May I also suggest K T McCaffrey and Andrew Nugent? In the case of the former, I loved his latest The Cat Trap and for the latter, I thought Second Burial was superb.

Martin Edwards said...

Declan, good to hear from you. I've obviously got even more catching up to do than I realised! I haven't come across Vincent Banville.

And, Crimefic Reader, I don't know Nugent and McCaffrey either.

Thanks very much for these recommendations.

Anonymous said...

You're going to be doing a lot of reading, Martin;-)

Do you know, when I wrote my comment I had an idea that Barry Wood played for Derbyshire as well, but I thought I must be imagining it, so did not write that.

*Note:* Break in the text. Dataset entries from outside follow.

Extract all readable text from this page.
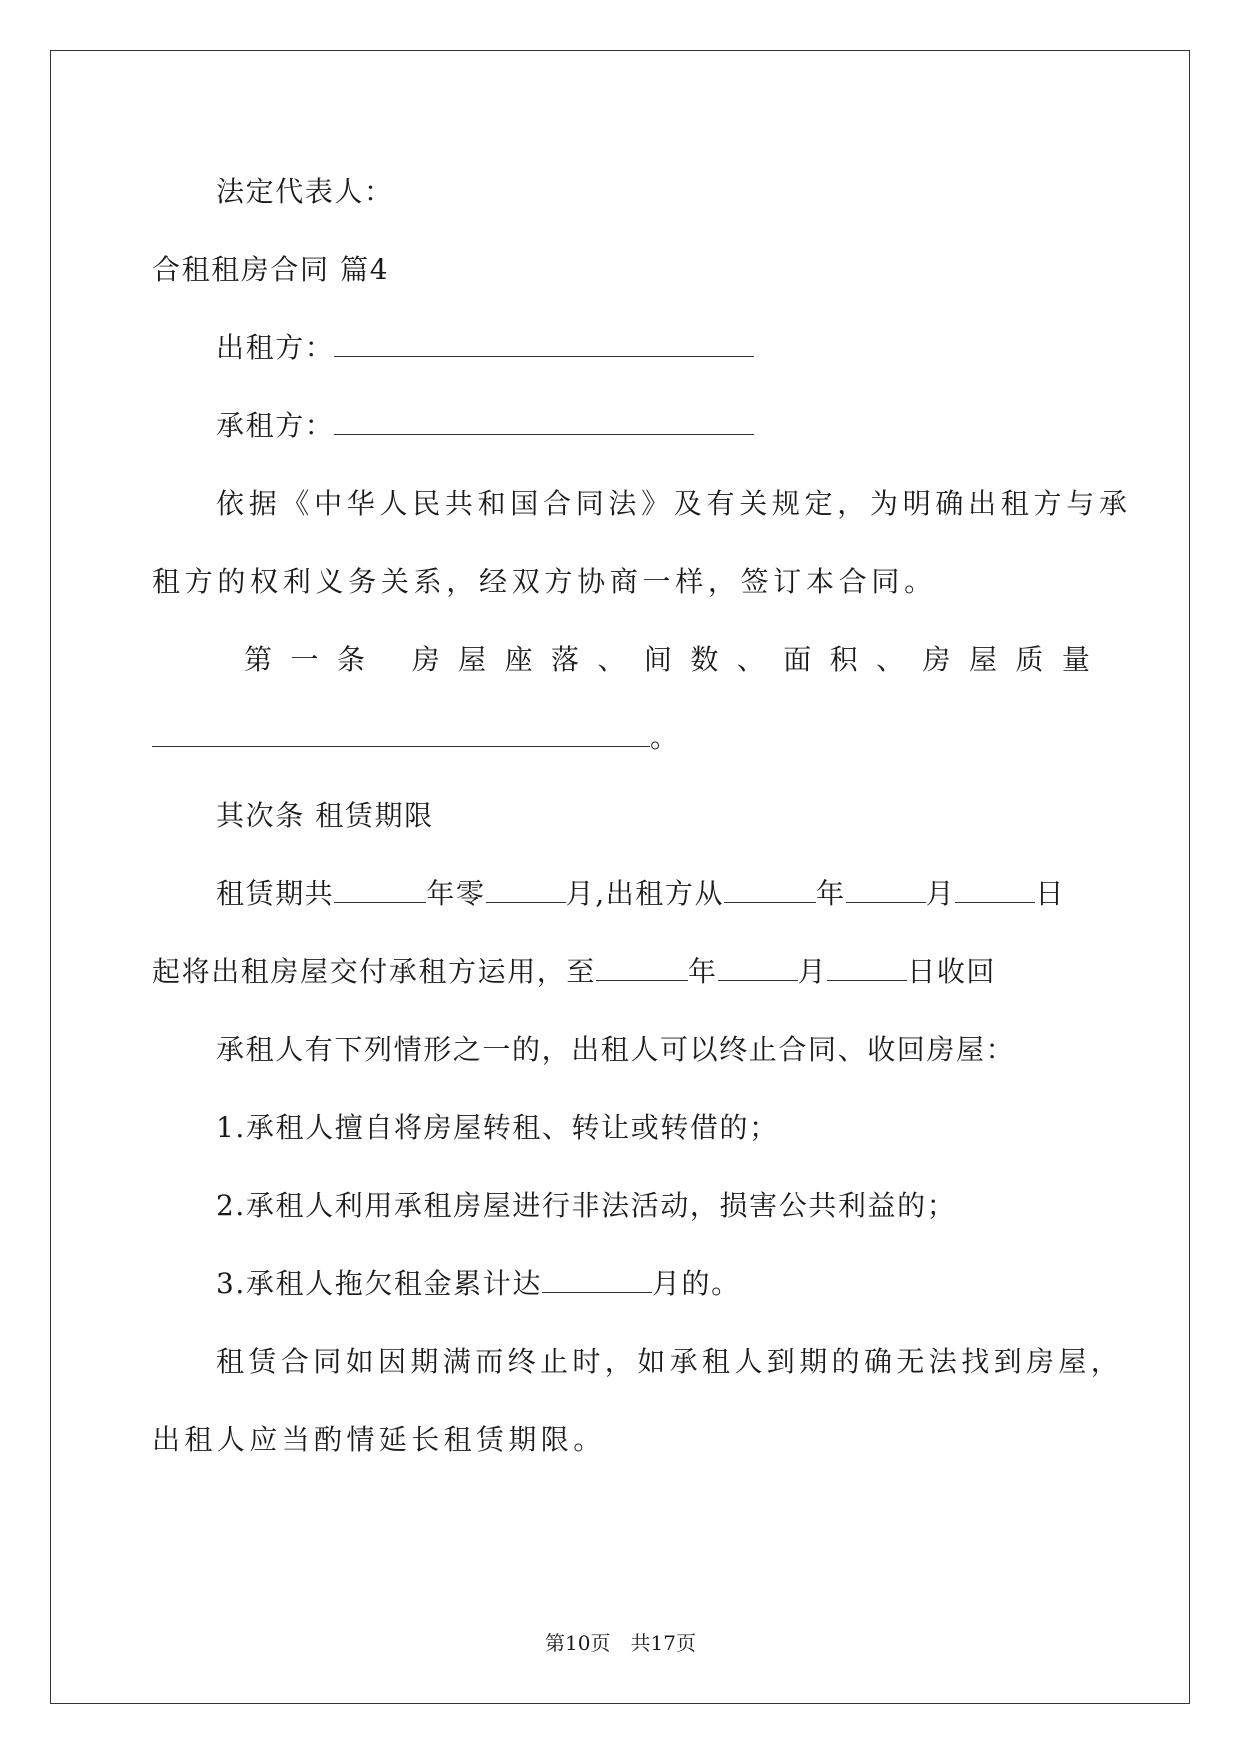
法定代表人：
合租租房合同 篇4
出租方：
承租方：
依据《中华人民共和国合同法》及有关规定，为明确出租方与承
租方的权利义务关系，经双方协商一样，签订本合同。
第 一 条 房 屋 座 落 、 间 数 、 面 积 、 房 屋 质 量
。
其次条 租赁期限
租赁期共	年零	月,出租方从	年	月	日
起将出租房屋交付承租方运用，至	年	月	日收回
承租人有下列情形之一的，出租人可以终止合同、收回房屋：
1.承租人擅自将房屋转租、转让或转借的；
2.承租人利用承租房屋进行非法活动，损害公共利益的；
3.承租人拖欠租金累计达	月的。
租赁合同如因期满而终止时，如承租人到期的确无法找到房屋，
出租人应当酌情延长租赁期限。
第10页　共17页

Glad I was right (though as a Lancastrian by birth I never saw him play there, only at Old Trafford).
He was (is I trust) a lovely man. He once came to tea with us - when Lancs came down to play Oxford University. He was so charming, putting up with my mother and four daughters with great courtesy and patience - and much laughter all round I recall.

Martin Edwards said...

Yes, Maxine, I'm all too conscious that there are hundreds of books I want to read, some of them quite desperately, yet there are novels to write, and all the other things in life. A constant challenge! As for Barry Wood, he's 65 now, but sadly I lost touch with him after the demise of the mutual friend who introduced us.

Euro Crime said...

More lists for you Martin :-) : Irish and Northern Irish crime writers.

Martin Edwards said...

Thanks, Karen!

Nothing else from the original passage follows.